View Full Version : Landscape Plan Opinion?
04-20-2004, 11:36 AM
I'm looking for an opinion on my landscape plan. I have two areas that I have laid out in AutoCAD, the end of my driveway which has a gradual slope towards the grass, and the fire pit area behind my house. I'm curious about what people think about my choice of shrubs. I am located in a zone 3 area. With very harsh winters.
04-20-2004, 11:37 AM
second photo of fire pit area
04-20-2004, 11:45 AM
It looks very nice. I might caution you about the Alberta Spruces and the Dogwoods. The spruces look very nice when they are just planted , but after about 5 years they start to get fat around the middle and unshapely, much like humans in middle age.
In my area the dogwoods are very temperamental and have to be placed in a protected area.
Is AutoCad a design program that you can purchase? If so reply with info. Thanks.
04-20-2004, 01:09 PM
Thanks for your feedback, AutoCAD is a drafting software, not specifically designed for landscape architecture, but does work very well. But it is expensive. What would you recommend other than dogwoods.
04-20-2004, 01:24 PM
Instead of Dogwoods, how about a Cherry or Crape Myrtle or Wax Myrtle?
04-20-2004, 01:33 PM
Hmmm.... scratch the Wax Myrtle.
04-20-2004, 02:26 PM
How about a Paper Bark Maple or Flowering Crabapple?
04-20-2004, 03:15 PM
I don't want anything that is over five feet.
04-20-2004, 06:36 PM
THen go with the crepe myrtle. You can pollard them at whatever height you want them within reason.
04-20-2004, 07:32 PM
I think he will have a very hard time growing a Crape Myrtle in Zone 3.......just a wee bit too far north.:D
04-20-2004, 09:45 PM
I am in zone 4 in Southern-Central Maine, which is closer to your zone than some of the guys down south.

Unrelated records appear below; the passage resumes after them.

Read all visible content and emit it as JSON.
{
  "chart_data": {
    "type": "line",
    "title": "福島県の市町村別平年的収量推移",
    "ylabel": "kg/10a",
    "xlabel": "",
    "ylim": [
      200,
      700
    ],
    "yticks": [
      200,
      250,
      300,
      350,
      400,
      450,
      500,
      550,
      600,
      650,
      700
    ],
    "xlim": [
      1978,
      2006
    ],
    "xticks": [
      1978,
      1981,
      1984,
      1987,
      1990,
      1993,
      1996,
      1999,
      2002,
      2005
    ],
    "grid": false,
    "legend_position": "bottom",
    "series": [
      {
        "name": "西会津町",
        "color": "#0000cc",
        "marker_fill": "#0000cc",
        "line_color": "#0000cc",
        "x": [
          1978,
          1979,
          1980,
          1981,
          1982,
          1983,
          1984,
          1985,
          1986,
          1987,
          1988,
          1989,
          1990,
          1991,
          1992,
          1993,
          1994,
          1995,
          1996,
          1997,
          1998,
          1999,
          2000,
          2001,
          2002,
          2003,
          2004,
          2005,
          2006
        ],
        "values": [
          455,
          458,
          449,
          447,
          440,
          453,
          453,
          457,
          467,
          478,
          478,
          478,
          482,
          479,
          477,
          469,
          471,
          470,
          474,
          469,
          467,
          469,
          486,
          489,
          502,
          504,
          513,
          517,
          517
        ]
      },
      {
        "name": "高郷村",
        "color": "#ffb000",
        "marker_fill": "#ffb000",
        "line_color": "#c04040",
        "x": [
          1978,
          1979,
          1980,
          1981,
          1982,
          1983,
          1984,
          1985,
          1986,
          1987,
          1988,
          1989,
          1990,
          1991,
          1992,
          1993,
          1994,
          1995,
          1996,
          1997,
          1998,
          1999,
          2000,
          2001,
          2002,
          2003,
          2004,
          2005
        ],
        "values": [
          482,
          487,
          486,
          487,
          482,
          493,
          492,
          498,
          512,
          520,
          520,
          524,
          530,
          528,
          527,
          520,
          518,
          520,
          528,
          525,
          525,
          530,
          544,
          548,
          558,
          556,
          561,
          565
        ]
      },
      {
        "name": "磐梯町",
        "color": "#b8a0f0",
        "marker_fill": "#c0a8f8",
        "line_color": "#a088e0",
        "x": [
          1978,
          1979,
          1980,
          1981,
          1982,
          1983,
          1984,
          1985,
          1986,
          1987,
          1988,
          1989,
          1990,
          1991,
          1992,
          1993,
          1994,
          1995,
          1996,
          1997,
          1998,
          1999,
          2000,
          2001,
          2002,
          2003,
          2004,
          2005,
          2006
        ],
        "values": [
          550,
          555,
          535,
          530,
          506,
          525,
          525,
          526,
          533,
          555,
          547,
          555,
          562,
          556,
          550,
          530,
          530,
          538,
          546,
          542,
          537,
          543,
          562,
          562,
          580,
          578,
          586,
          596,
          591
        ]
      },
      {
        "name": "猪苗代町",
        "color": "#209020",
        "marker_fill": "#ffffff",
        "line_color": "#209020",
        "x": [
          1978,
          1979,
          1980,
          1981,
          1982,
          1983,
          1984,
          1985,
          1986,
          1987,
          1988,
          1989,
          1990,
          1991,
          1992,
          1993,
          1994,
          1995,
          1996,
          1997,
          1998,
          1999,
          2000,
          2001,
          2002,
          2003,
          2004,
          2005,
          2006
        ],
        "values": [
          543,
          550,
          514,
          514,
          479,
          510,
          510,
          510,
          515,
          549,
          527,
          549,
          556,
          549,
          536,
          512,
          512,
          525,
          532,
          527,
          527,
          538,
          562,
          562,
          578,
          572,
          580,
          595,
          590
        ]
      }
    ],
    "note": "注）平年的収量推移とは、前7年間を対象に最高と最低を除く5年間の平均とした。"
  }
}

I tried to think of some other hardy shrubs that I've had good luck with.
flowering sand cherry
red twigged dogwoods
blue star juniper, low growing juniper with interesting blue color
privet, for a formal hedge
04-20-2004, 09:49 PM
I forgot to say that it is a good looking plan. how long did that take to do in autocad?
04-20-2004, 11:10 PM
Dang, missed the zone three and Canada.:eek:
04-21-2004, 10:00 AM
the plan itself took a couple hours, then researching the plants took a few more. AutoCAD is really nice to work in. If you can track down all the landscape blocks. Most of them are free on the Internet. I've forgot to mention, I need shrubs that are somewhat resistant to wildlife. I get a lot of deer and rabbits.
04-21-2004, 11:37 AM
kdlklm - Is there any way you could zip your blocks up and email them to me? I have ACAD 2002 and I haven't found it to be the most efficient way to do designs, for the reason that I have to draw every tree and shrub. I was looking on the web for stuff and it seems to not be as eay to find as it used to be. I am not looking for handouts, if you could point me in a better direction that would be fine too. I bought Punch! Master Landscape Pro and I wasn't impressed with it at all. I have too much $$$ invested in the ACAD to give up on it. I am very proficient with it I have been using it for almost 10 years, but it would just be a lot easier if everytime I wanted to install a new planting I didn't have to crate a new block for it. I was thinking about Landscape Pro after reading some reviews on Lawnsite, but I cannot justify another $1,000 when I already spent that on ACAD.
As far as your design, I think it looks great. My only advice is that usually your first instinct is the correct one, I would leave the design as is, you could talk yourself into completely redesigning if you wanted to....
04-21-2004, 04:38 PM
I tried Punch! Master landscape Pro, and I didn't like it at all. So I went back to AutoCAD.
I am trying to come up with a design for a rock garden with a bridge over it. The area would probably cover about 20 by 30. But I seem to have a brain cramp on this one. Any feedback or photos would be much appreciated.